I have the title casing rules of the style guide internalized for the most part, but every now and I want to check on a headline to be sure. In the past, I used an online service, which works well, but switching to a browser is an interruption. It’s a small interruption, but it’s one that may lead me to check another open tab or do something else that distracts me from completing an article. When I’m writing, I’d rather stay immersed in my text editor.
With Text Case’s extension, I can run a headline conversion right inside my text editor from the share sheet that’s accessible from the contextual popup menu that appears when you select text. With version 1.3 out today, Hannah takes the app a step further by adding Siri Shortcut support too.
Tap the Settings button at the top of the main view. The ‘Add to Siri’ section of Settings lists each of the fourteen different text conversions the app can perform. Tapping any of them opens an ‘Add to Siri’ view where you can record a custom command to invoke the app’s text conversion via Siri.
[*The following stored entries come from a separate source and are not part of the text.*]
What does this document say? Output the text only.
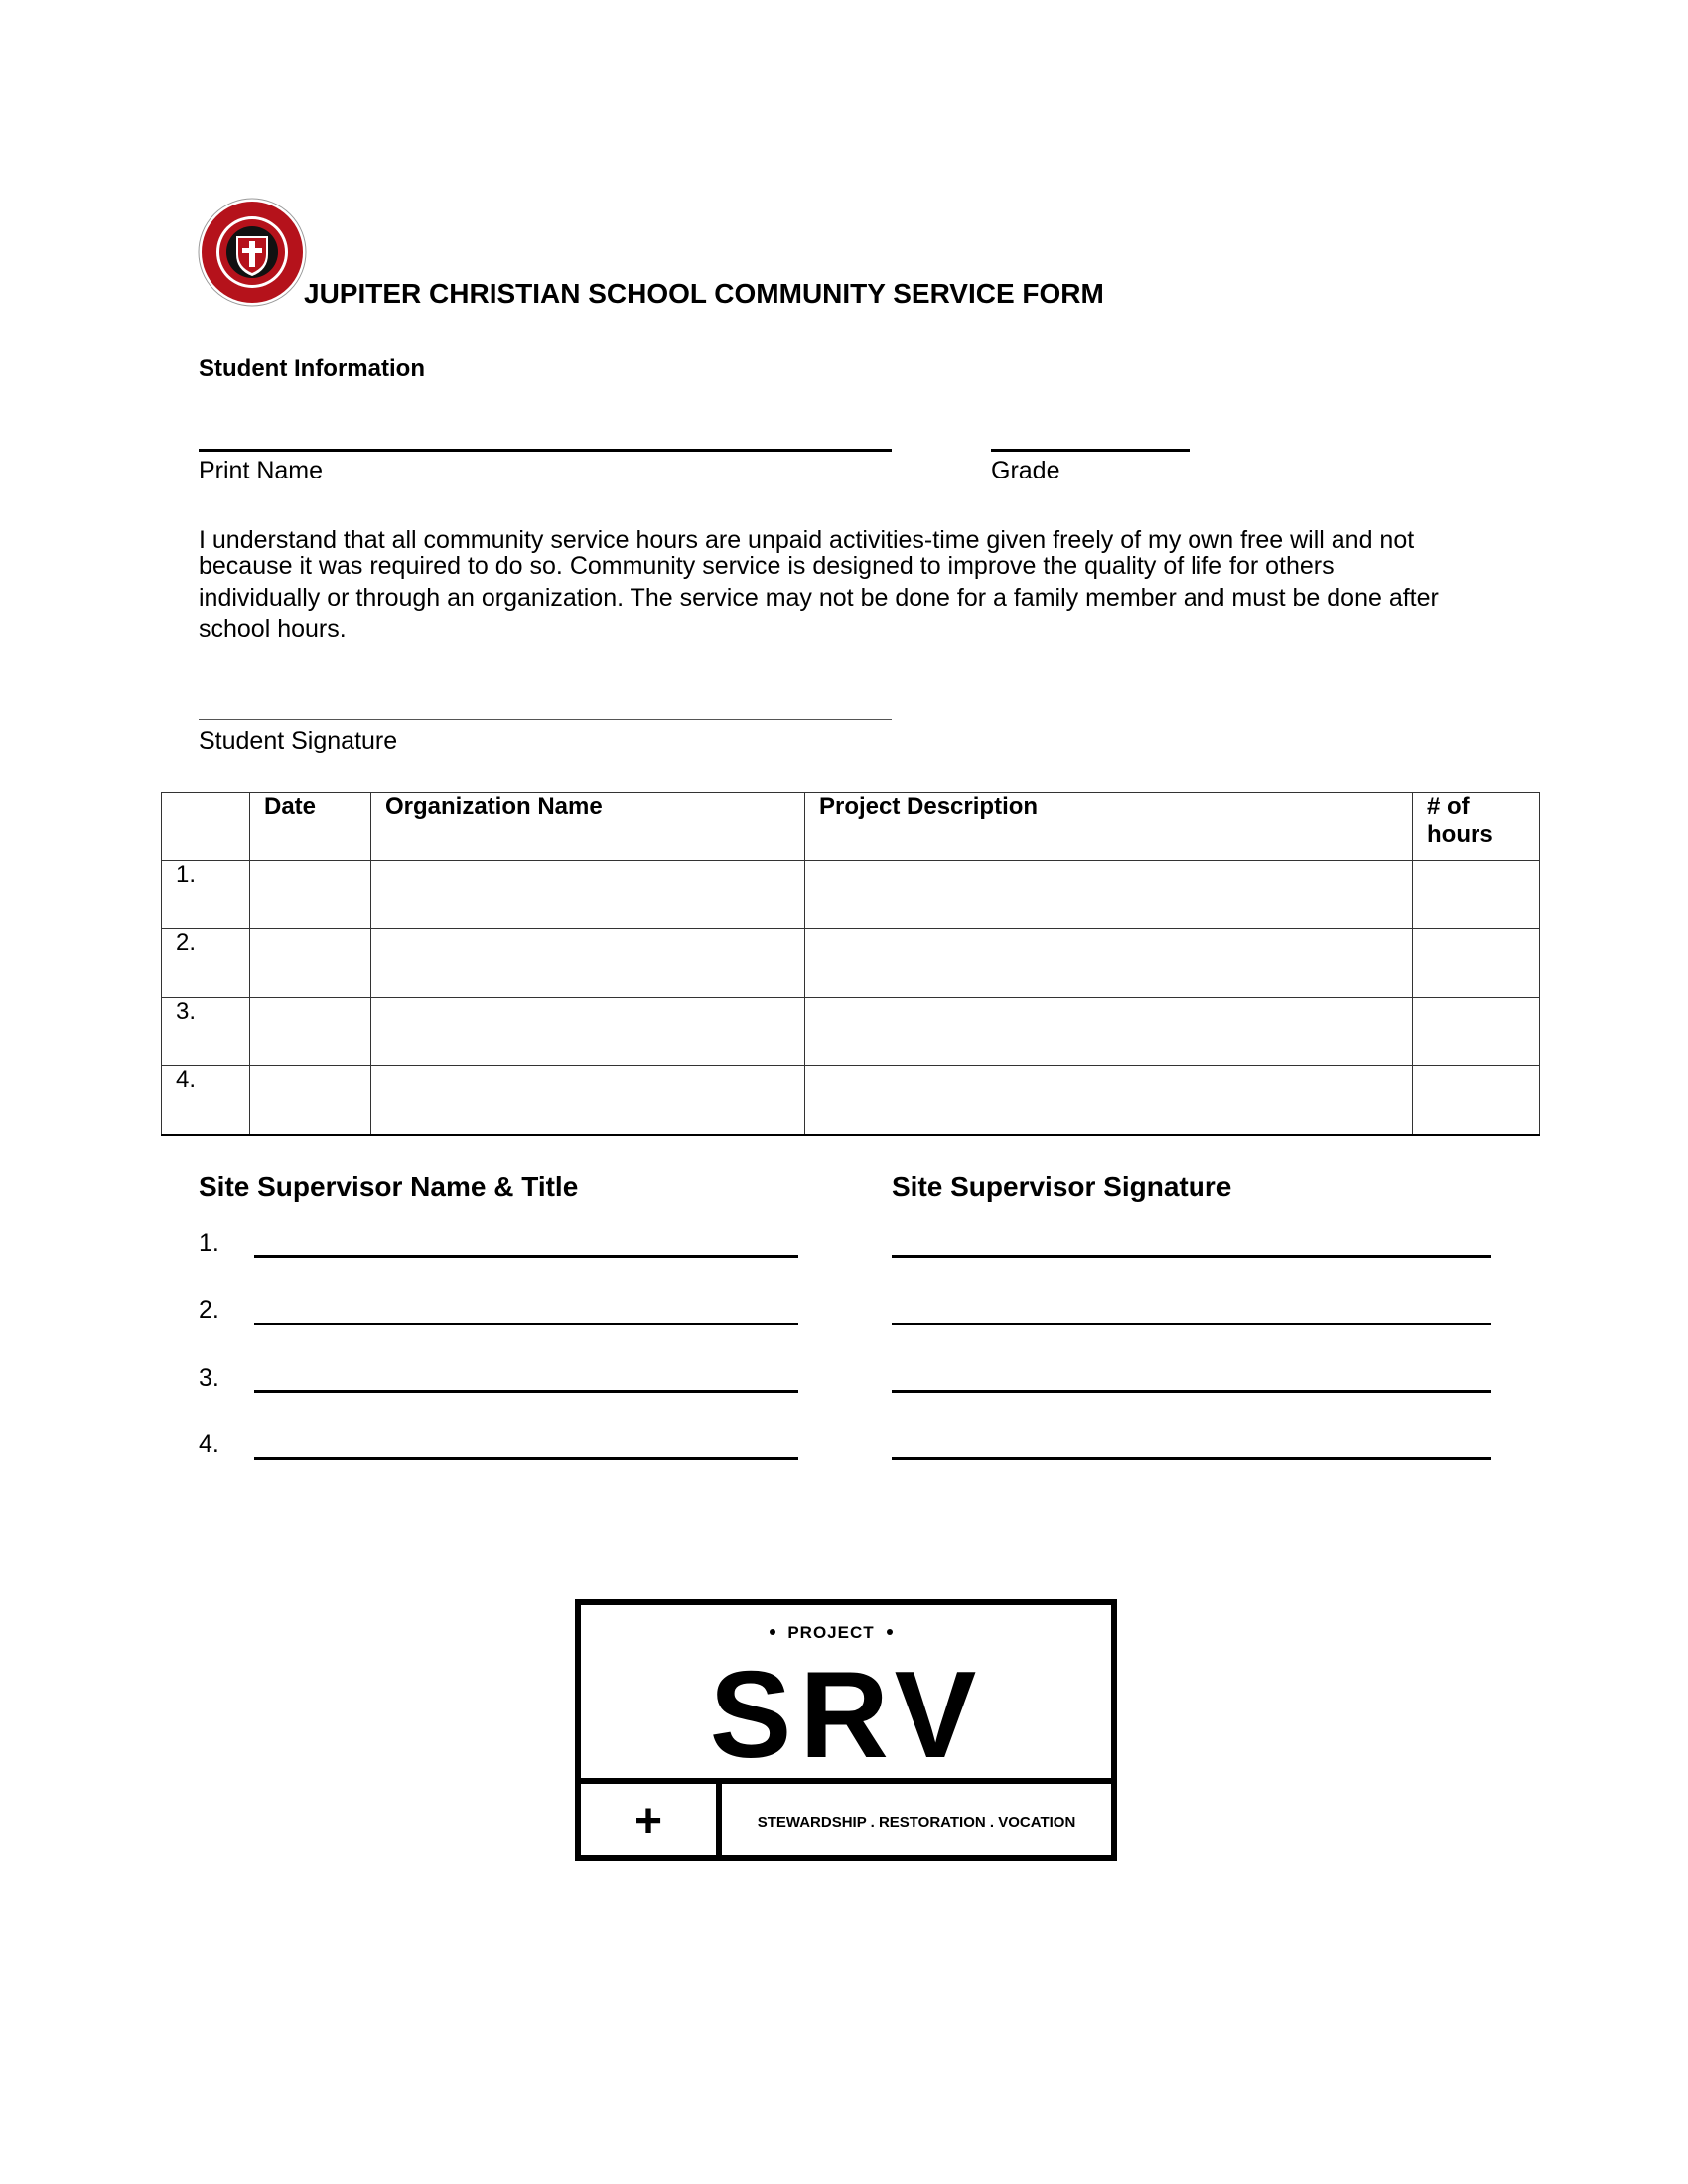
JUPITER CHRISTIAN SCHOOL COMMUNITY SERVICE FORM
Student Information
Print Name	Grade

I understand that all community service hours are unpaid activities-time given freely of my own free will and not

because it was required to do so. Community service is designed to improve the quality of life for others

individually or through an organization. The service may not be done for a family member and must be done after

school hours.

Student Signature
	Date	Organization Name	Project Description	# of hours
1.				
2.				
3.				
4.				
Site Supervisor Name & Title	Site Supervisor Signature
1.
2.
3.
4.
PROJECT
SRV
+	STEWARDSHIP . RESTORATION . VOCATION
You can’t speak text as part of the input of a Siri command. That’s a limitation of Siri. But you can feed it the clipboard or dictated text for example. At its simplest, you can copy text and ask Siri to convert it using a custom command you previously recorded and then paste the results where you need them. Alternatively, you could create a simple custom shortcut in the Shortcuts app and save it as a widget to do the same thing without having to ask Siri to do it.
Things get more interesting, however, when you use Text Case to generate a text transformation function that you can use as a building block in other shortcuts. A shortcut that accepts text uses Text Case to transform it, and then copies the results to the clipboard, can be incorporated into another shortcut as an action so text generated by other actions can be transformed and passed to other actions afterward.
I’ve only been playing with Text Case’s new Siri shortcuts a short time, but they hold a lot of promise. Siri Shortcuts allow utility apps like Hannah’s to spread their functionality across other apps and deep into iOS in a way that was difficult or impossible before. Instead of jumping between apps over and over to perform functions, you can take the pieces you need and combine them with the functionality of other apps to create customized toolchain tailored to your specific needs, which is what makes shortcuts so exciting.
Text Case is available on the App Store for $0.99.